The sign has now been removed. They were a good initiative, but plagued by breakdowns.
Hopefully, the government got its money back or is looking at better equipment.
Robert Doyle, via email
Falling trees, who cares?
There have been articles in “CityNews” about the number of trees being cut down around Canberra and, like the other critics, I agree.
Trees absorb the carbon dioxide from the atmosphere so cutting them down does not seem wise. I do find it very interesting, however, that climate protesters are nowhere to be seen or heard.
I have not heard one peep from them complaining about the trees being cut down. So much for their concern about the atmosphere.
Come to think of it, there have been no protests from climate protesters in other countries about cutting down trees. Go figure!
Vi Evans via email
Help with history
IN 1921 a building of great significance was opened in Longreach, Queensland and became home of the Queensland Ambulance Transport Brigade.
This building will celebrate its centenary in 2021. A book is being compiled by volunteers to document the history of this heritage-listed building.
Over the years, many people ventured to Longreach to carry out the valuable and demanding work of ambulance bearers (officers). For the book, we are seeking contributions from relatives or friends of those who served as bearers.
Anyone who would like to contribute, please send information to 158 Ibis Street, Longreach, Queensland 4730. Alternatively, call 0488 986557 or email firstname.lastname@example.org
Elaine Britton, Longreach
What’s with Pettersson?
LAST year the Senate’s Legal and Constitutional Affairs Committee considered a David Leyonhjelm Bill that would have removed Commonwealth barriers to the legalisation, regulation and taxation of cannabis.
The Bill was not supported by the AMA, the RACGP, Painaustralia, the Alcohol and Drug Foundation or the WA Police Force.
During the second reading of the Bill on October 15, the Deputy Government Whip said in part: “There are numerous reasons why this Bill cannot be supported… The first is increased harm to users.
The Department of Health in particular pointed out that there would potentially be increased harm for users with the passage of this Bill.
“They said that, while many Australians may view cannabis as harmless, almost a quarter of Australia’s drug and alcohol treatment services are being provided to people identifying cannabis as their principal drug of concern.
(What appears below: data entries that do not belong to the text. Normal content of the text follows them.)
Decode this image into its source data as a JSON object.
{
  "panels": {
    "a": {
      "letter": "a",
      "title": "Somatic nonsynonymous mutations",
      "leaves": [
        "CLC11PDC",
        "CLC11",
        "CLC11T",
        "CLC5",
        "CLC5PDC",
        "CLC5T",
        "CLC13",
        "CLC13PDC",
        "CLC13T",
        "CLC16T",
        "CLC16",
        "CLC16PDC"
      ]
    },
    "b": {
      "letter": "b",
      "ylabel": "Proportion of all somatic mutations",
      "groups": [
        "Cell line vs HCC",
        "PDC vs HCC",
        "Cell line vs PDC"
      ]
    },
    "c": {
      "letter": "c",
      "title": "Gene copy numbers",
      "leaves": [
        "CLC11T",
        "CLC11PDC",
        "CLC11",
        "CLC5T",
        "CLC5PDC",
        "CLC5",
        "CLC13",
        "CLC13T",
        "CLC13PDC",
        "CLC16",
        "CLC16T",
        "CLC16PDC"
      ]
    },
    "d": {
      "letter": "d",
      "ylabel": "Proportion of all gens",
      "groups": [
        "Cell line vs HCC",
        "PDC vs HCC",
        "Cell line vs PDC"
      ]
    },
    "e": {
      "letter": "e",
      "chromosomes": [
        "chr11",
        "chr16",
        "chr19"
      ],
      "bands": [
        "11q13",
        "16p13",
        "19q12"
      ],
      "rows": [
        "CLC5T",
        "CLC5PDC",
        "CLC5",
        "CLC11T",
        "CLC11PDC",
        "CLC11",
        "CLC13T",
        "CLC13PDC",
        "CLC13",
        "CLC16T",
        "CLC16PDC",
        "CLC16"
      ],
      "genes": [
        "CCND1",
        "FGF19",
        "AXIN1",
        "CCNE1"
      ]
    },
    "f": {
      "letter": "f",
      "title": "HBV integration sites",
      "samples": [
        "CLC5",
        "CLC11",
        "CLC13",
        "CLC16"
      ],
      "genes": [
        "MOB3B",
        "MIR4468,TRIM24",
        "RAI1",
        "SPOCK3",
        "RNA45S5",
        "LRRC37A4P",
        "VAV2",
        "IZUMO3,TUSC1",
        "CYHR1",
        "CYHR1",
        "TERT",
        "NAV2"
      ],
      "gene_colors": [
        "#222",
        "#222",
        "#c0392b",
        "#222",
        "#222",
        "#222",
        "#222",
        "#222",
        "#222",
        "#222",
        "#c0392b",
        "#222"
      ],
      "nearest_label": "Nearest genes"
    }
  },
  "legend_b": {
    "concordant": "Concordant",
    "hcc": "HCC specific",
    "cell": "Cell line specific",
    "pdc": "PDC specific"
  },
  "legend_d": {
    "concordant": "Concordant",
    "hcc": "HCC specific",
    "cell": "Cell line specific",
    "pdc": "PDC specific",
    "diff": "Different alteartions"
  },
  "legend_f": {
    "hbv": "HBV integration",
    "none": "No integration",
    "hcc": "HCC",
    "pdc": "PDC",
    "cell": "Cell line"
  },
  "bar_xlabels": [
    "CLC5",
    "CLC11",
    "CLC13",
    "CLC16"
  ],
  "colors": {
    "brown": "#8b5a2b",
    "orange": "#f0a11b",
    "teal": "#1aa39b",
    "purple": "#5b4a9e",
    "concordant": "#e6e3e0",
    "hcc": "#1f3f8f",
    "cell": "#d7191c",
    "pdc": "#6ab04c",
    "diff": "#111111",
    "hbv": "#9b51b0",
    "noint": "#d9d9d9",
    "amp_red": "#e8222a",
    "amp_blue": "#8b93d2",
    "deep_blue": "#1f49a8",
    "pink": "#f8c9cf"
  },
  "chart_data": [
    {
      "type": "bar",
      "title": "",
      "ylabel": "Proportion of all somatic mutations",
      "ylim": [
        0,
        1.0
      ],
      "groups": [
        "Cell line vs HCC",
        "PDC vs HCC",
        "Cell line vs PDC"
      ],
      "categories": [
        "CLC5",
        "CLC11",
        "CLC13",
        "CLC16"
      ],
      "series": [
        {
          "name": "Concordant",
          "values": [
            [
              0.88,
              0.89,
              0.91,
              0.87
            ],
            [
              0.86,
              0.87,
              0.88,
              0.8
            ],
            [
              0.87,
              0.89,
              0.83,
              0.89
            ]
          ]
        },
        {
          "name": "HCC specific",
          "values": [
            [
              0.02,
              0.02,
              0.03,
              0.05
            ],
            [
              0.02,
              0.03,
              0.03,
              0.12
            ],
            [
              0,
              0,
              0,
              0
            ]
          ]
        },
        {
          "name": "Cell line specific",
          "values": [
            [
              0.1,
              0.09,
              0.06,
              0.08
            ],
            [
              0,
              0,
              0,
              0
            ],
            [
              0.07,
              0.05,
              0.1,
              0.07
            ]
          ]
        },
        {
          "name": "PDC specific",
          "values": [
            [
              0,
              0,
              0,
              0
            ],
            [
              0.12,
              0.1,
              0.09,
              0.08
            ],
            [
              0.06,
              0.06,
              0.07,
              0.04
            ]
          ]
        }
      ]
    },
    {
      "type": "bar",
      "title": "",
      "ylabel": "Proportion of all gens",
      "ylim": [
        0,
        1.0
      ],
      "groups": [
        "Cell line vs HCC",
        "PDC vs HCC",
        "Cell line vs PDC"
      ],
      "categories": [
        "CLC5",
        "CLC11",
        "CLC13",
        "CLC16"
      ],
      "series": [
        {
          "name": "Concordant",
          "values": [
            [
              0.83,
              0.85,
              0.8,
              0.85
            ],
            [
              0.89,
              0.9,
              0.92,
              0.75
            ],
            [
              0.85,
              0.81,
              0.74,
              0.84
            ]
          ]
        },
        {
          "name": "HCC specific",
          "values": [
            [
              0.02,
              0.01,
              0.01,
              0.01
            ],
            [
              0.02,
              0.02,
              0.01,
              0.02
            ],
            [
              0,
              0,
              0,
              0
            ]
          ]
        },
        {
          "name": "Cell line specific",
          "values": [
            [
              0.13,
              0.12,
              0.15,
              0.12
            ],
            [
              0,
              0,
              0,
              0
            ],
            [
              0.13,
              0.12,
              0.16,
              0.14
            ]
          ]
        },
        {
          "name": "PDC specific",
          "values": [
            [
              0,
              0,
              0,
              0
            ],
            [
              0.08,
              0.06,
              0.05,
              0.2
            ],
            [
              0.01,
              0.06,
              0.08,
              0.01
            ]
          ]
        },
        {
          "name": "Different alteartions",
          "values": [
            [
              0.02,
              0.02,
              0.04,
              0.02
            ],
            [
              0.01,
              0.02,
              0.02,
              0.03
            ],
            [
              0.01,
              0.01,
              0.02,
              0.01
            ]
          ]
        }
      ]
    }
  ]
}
That’s roughly the same as the number of treatment episodes for amphetamine use.”
Senator Don Farrell, then Deputy Opposition Leader in the Senate, said: “Labor does not support this Bill, primarily because Labor does not support the legalisation of cannabis for recreational use.”
Why does Michael Pettersson, a local Labor MLA, fly in the face of medical and police opinion and his own Federal counterparts?